Aboriginal Australian woodcarver

Topsy Tjulyata is an Aboriginal artist from central Australia. She makes wooden objects, known in Western Desert languages as puṉu. She makes these by carving the wood and then engraving patterns (walka) into its surface with a burning wire. This technique is called pokerwork. The wood she uses is sourced locally from the area around Uluṟu, where she lives. She makes both decorative sculptures and traditional tools. The patterns engraved into the objects depict Tjukurpa, spiritual stories about creation ancestors from the Dreamtime.

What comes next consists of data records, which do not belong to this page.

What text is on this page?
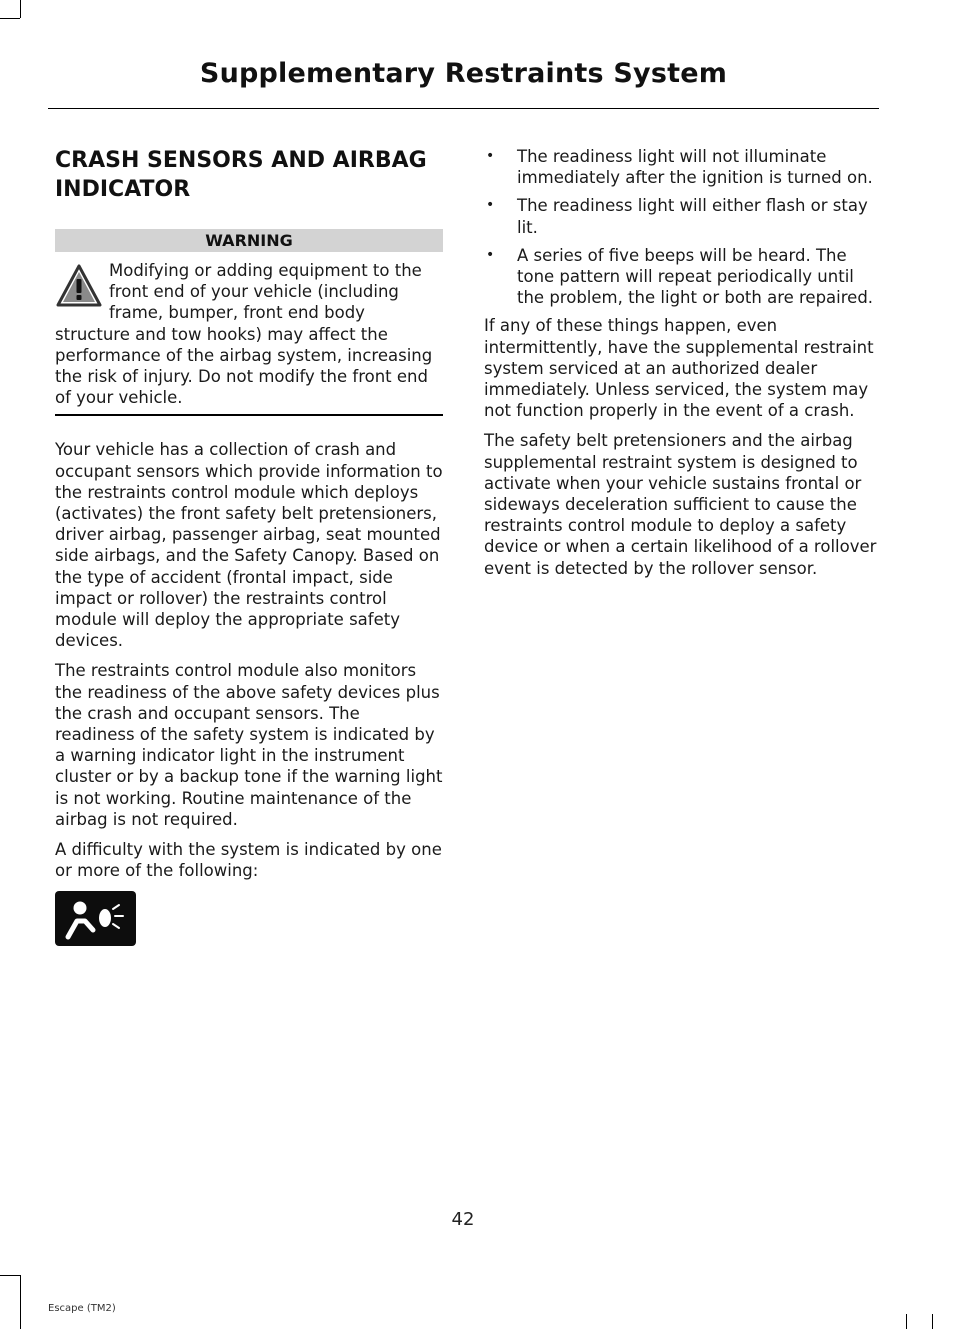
Supplementary Restraints System
CRASH SENSORS AND AIRBAG INDICATOR
WARNING
Modifying or adding equipment to the front end of your vehicle (including frame, bumper, front end body structure and tow hooks) may affect the performance of the airbag system, increasing the risk of injury. Do not modify the front end of your vehicle.

Your vehicle has a collection of crash and occupant sensors which provide information to the restraints control module which deploys (activates) the front safety belt pretensioners, driver airbag, passenger airbag, seat mounted side airbags, and the Safety Canopy. Based on the type of accident (frontal impact, side impact or rollover) the restraints control module will deploy the appropriate safety devices.

The restraints control module also monitors the readiness of the above safety devices plus the crash and occupant sensors. The readiness of the safety system is indicated by a warning indicator light in the instrument cluster or by a backup tone if the warning light is not working. Routine maintenance of the airbag is not required.

A difficulty with the system is indicated by one or more of the following:

• The readiness light will not illuminate immediately after the ignition is turned on.
• The readiness light will either flash or stay lit.
• A series of five beeps will be heard. The tone pattern will repeat periodically until the problem, the light or both are repaired.

If any of these things happen, even intermittently, have the supplemental restraint system serviced at an authorized dealer immediately. Unless serviced, the system may not function properly in the event of a crash.

The safety belt pretensioners and the airbag supplemental restraint system is designed to activate when your vehicle sustains frontal or sideways deceleration sufficient to cause the restraints control module to deploy a safety device or when a certain likelihood of a rollover event is detected by the rollover sensor.

42
Escape (TM2)
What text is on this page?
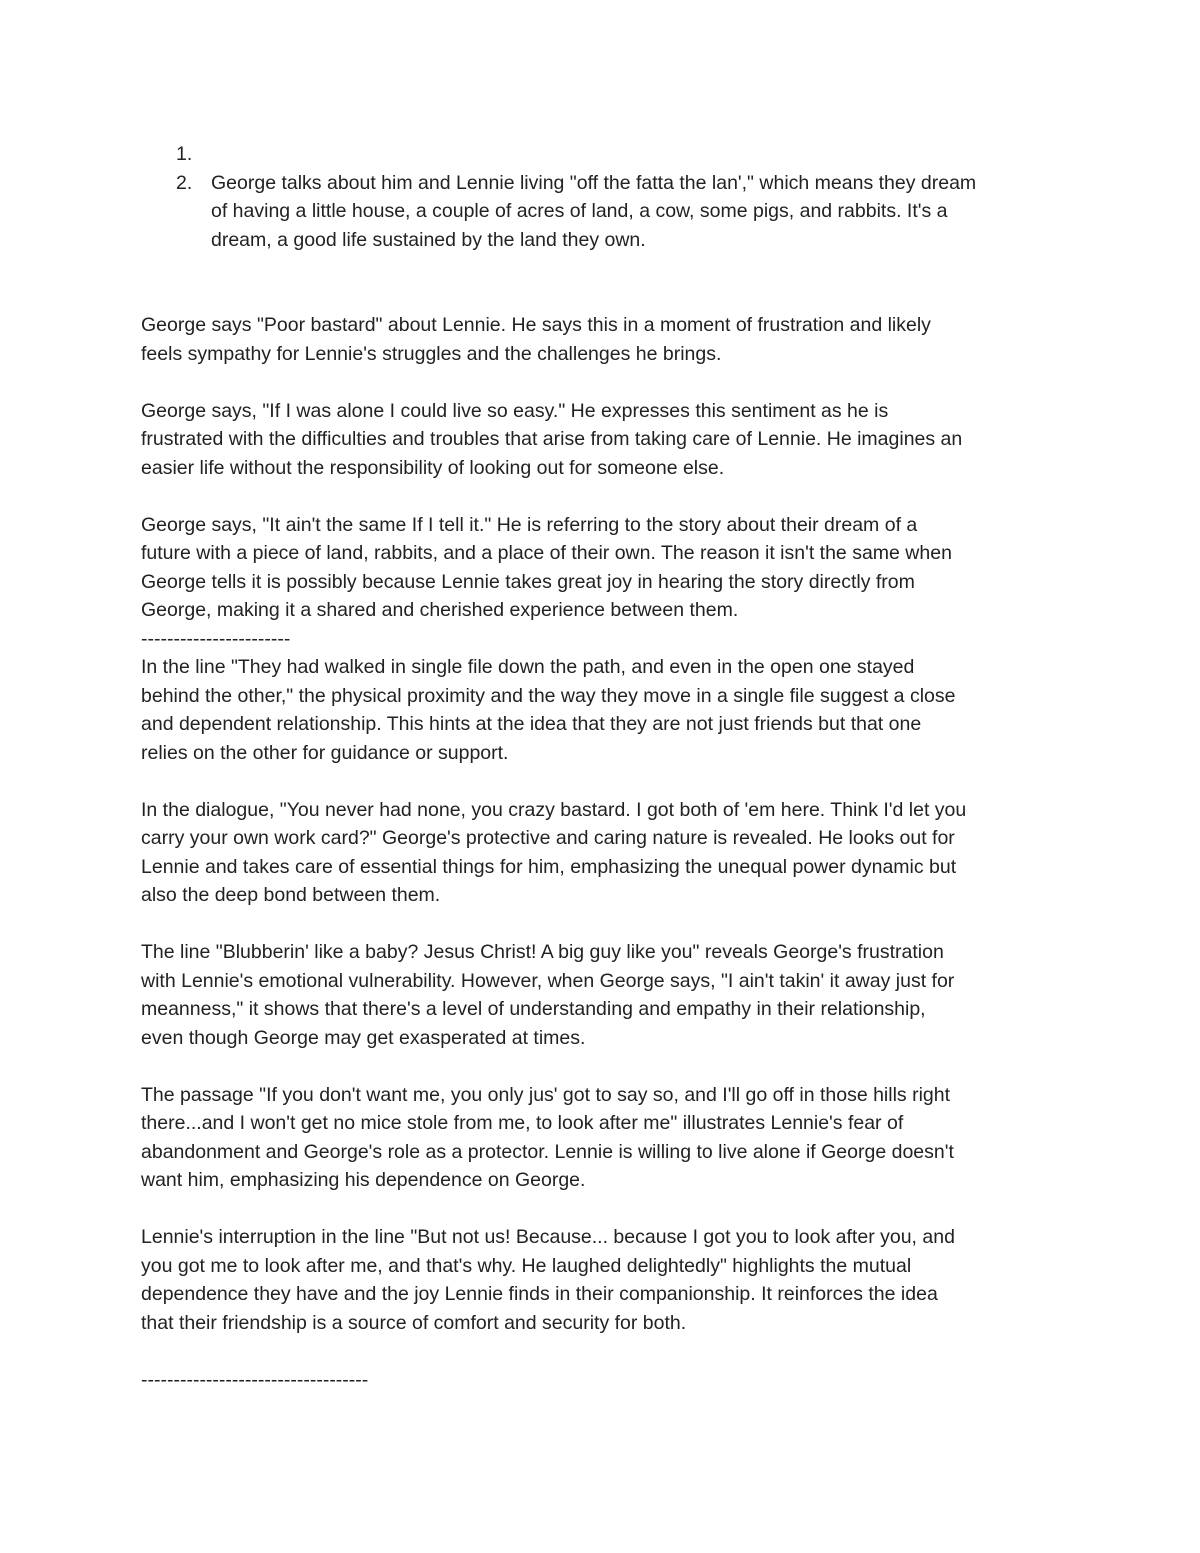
1.
2. George talks about him and Lennie living "off the fatta the lan'," which means they dream
of having a little house, a couple of acres of land, a cow, some pigs, and rabbits. It's a
dream, a good life sustained by the land they own.
George says "Poor bastard" about Lennie. He says this in a moment of frustration and likely
feels sympathy for Lennie's struggles and the challenges he brings.
George says, "If I was alone I could live so easy." He expresses this sentiment as he is
frustrated with the difficulties and troubles that arise from taking care of Lennie. He imagines an
easier life without the responsibility of looking out for someone else.
George says, "It ain't the same If I tell it." He is referring to the story about their dream of a
future with a piece of land, rabbits, and a place of their own. The reason it isn't the same when
George tells it is possibly because Lennie takes great joy in hearing the story directly from
George, making it a shared and cherished experience between them.
-----------------------
In the line "They had walked in single file down the path, and even in the open one stayed
behind the other," the physical proximity and the way they move in a single file suggest a close
and dependent relationship. This hints at the idea that they are not just friends but that one
relies on the other for guidance or support.
In the dialogue, "You never had none, you crazy bastard. I got both of 'em here. Think I'd let you
carry your own work card?" George's protective and caring nature is revealed. He looks out for
Lennie and takes care of essential things for him, emphasizing the unequal power dynamic but
also the deep bond between them.
The line "Blubberin' like a baby? Jesus Christ! A big guy like you" reveals George's frustration
with Lennie's emotional vulnerability. However, when George says, "I ain't takin' it away just for
meanness," it shows that there's a level of understanding and empathy in their relationship,
even though George may get exasperated at times.
The passage "If you don't want me, you only jus' got to say so, and I'll go off in those hills right
there...and I won't get no mice stole from me, to look after me" illustrates Lennie's fear of
abandonment and George's role as a protector. Lennie is willing to live alone if George doesn't
want him, emphasizing his dependence on George.
Lennie's interruption in the line "But not us! Because... because I got you to look after you, and
you got me to look after me, and that's why. He laughed delightedly" highlights the mutual
dependence they have and the joy Lennie finds in their companionship. It reinforces the idea
that their friendship is a source of comfort and security for both.
-----------------------------------
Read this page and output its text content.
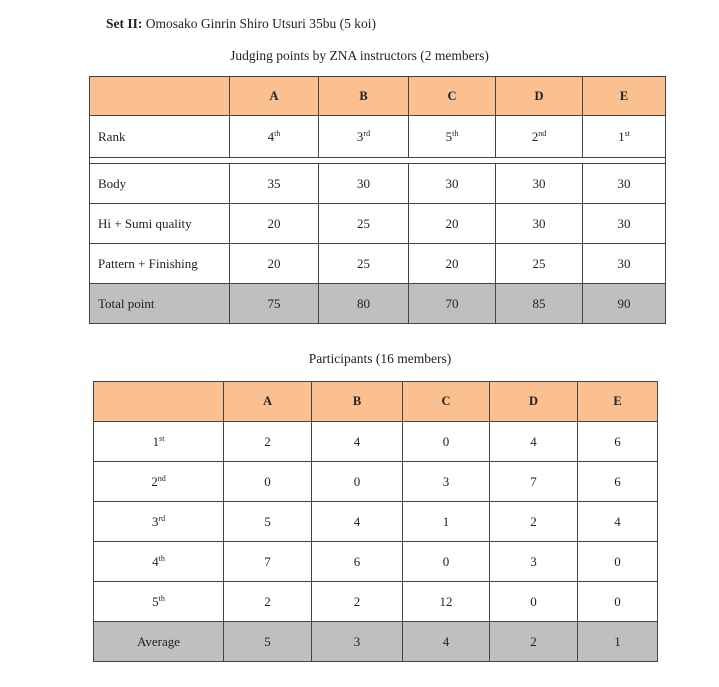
Set II: Omosako Ginrin Shiro Utsuri 35bu (5 koi)
Judging points by ZNA instructors (2 members)
	A	B	C	D	E
Rank	4th	3rd	5th	2nd	1st

Body	35	30	30	30	30
Hi + Sumi quality	20	25	20	30	30
Pattern + Finishing	20	25	20	25	30
Total point	75	80	70	85	90
Participants (16 members)
	A	B	C	D	E
1st	2	4	0	4	6
2nd	0	0	3	7	6
3rd	5	4	1	2	4
4th	7	6	0	3	0
5th	2	2	12	0	0
Average	5	3	4	2	1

== Early life and education ==
Topsy began working in arts and crafts at Ernabella in the late 1940s. She specialised in wood carving. While she was living there, she married Walter Pukutiwara, a shepherd who also crafted tools. They later moved to Amaṯa.

== Artwork and career ==
In 1981, Topsy and Walter went to Uluṟu and set up a tent at the base of Uluṟu. From there they sold their puṉu works to tourists for over two weeks. They did this trip with other artists from Amaṯa, including Pulya Taylor and Tony Tjamiwa, and their friends Peter Yates and Pat D'Arango. In 1983, this group travelled around to artist communities in the Aṉangu Pitjantjatjara Yankunytjatjara Lands. This was to discuss the idea of setting up a new craft centre at Uluṟu that would sell artworks from around the region to tourists. The couple moved to Muṯitjulu so that they could help set up Maṟuku Arts. Topsy and Water were some of the first artists for the centre, and worked together closely until Walter's death in 2004. Topsy is still a member of the organisation's Governing Committee.

== Notable collections ==
A collection of wooden bowls made by Topsy are held in the National Gallery of Australia. The patterns engraved on the surfaces depict stories about the Seven Sisters. Both the Powerhouse Museum and the National Museum of Australia contain examples of Topsy's sculptures. The sculptures are of Wati Ngiṉṯaka, the perentie man.